Without `--strict`, the same conditions are logged at warn level and processing
continues (exit code 0).

## Supported Formats

| Format | Versions | Extension |
|--------|----------|-----------|
| mitmproxy flow dumps | v19, v20, v21 | `.flow` |
| HAR (HTTP Archive) | 1.2 (incrementally parsed) | `.har` |

Format is auto-detected from file content. Use `--format` to override.
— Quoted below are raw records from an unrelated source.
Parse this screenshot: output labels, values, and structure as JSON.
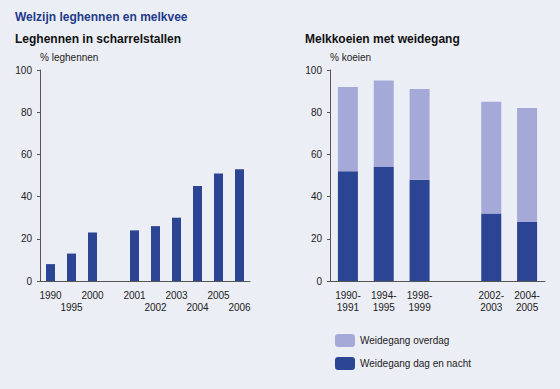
{
  "title": "Welzijn leghennen en melkvee",
  "chart_data": [
    {
      "type": "bar",
      "title": "Leghennen in scharrelstallen",
      "ylabel": "% leghennen",
      "categories": [
        "1990",
        "1995",
        "2000",
        null,
        "2001",
        "2002",
        "2003",
        "2004",
        "2005",
        "2006"
      ],
      "values": [
        8,
        13,
        23,
        null,
        24,
        26,
        30,
        45,
        51,
        53
      ],
      "color": "#2b4594",
      "ylim": [
        0,
        100
      ],
      "yticks": [
        0,
        20,
        40,
        60,
        80,
        100
      ],
      "grid": false
    },
    {
      "type": "bar",
      "title": "Melkkoeien met weidegang",
      "ylabel": "% koeien",
      "categories": [
        "1990-1991",
        "1994-1995",
        "1998-1999",
        null,
        "2002-2003",
        "2004-2005"
      ],
      "series": [
        {
          "name": "Weidegang dag en nacht",
          "color": "#2b4594",
          "values": [
            52,
            54,
            48,
            null,
            32,
            28
          ]
        },
        {
          "name": "Weidegang overdag",
          "color": "#a4a9d8",
          "values": [
            40,
            41,
            43,
            null,
            53,
            54
          ]
        }
      ],
      "stacked": true,
      "legend": "bottom",
      "ylim": [
        0,
        100
      ],
      "yticks": [
        0,
        20,
        40,
        60,
        80,
        100
      ],
      "grid": false
    }
  ]
}
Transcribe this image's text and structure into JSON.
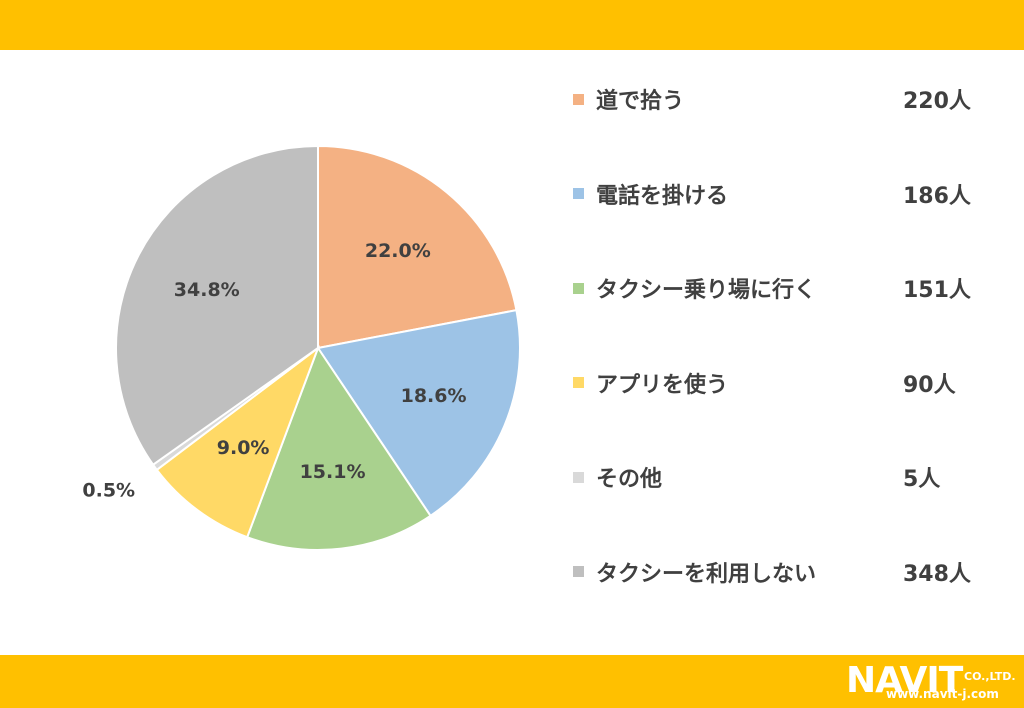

## Migration from Python mitmproxy2swagger

| Python (`mitmproxy2swagger`) | Rust (`mitm2openapi`) |
|-----|-----|
| `pip install mitmproxy2swagger` | Single binary, no runtime |
| `mitmproxy2swagger -i <file> -o <spec> -p <prefix>` | Two-step: `discover` then `generate` |
| Edits spec file in-place | Separate templates file for curation |
| Requires Python 3.x + mitmproxy | Standalone binary |
| Supports mitmproxy only | Supports mitmproxy flow dumps + HAR |

### Key differences

- **Two-step workflow**: `discover` produces a templates file; you curate it; `generate` produces the final spec. This separates endpoint selection from spec generation.
- **Templates file**: Discovered endpoints are prefixed with `ignore:`. Remove the prefix to include an endpoint. This replaces editing the output spec directly.
- **No Python dependency**: Ships as a single static binary for Linux, macOS, and Windows.
- **HAR support**: Process HAR exports from browser DevTools or other HTTP tools.

## Benchmarks

Automated CI benchmark runs weekly against the Python original
([`mitmproxy2swagger`](https://github.com/alufers/mitmproxy2swagger)). See
[docs/benchmarks.md](docs/benchmarks.md) for the latest timing and memory
comparison on a ~80 MB synthetic capture, or
trigger a fresh run via
[Actions → Benchmark](../../actions/workflows/bench.yml).

Reproduce locally with the commands documented in the workflow file.

## Contributing

Contributions welcome! See [CONTRIBUTING.md](CONTRIBUTING.md) for local testing setup (unit tests, Petstore golden test, crAPI integration, demo GIF pipeline).

## License

MIT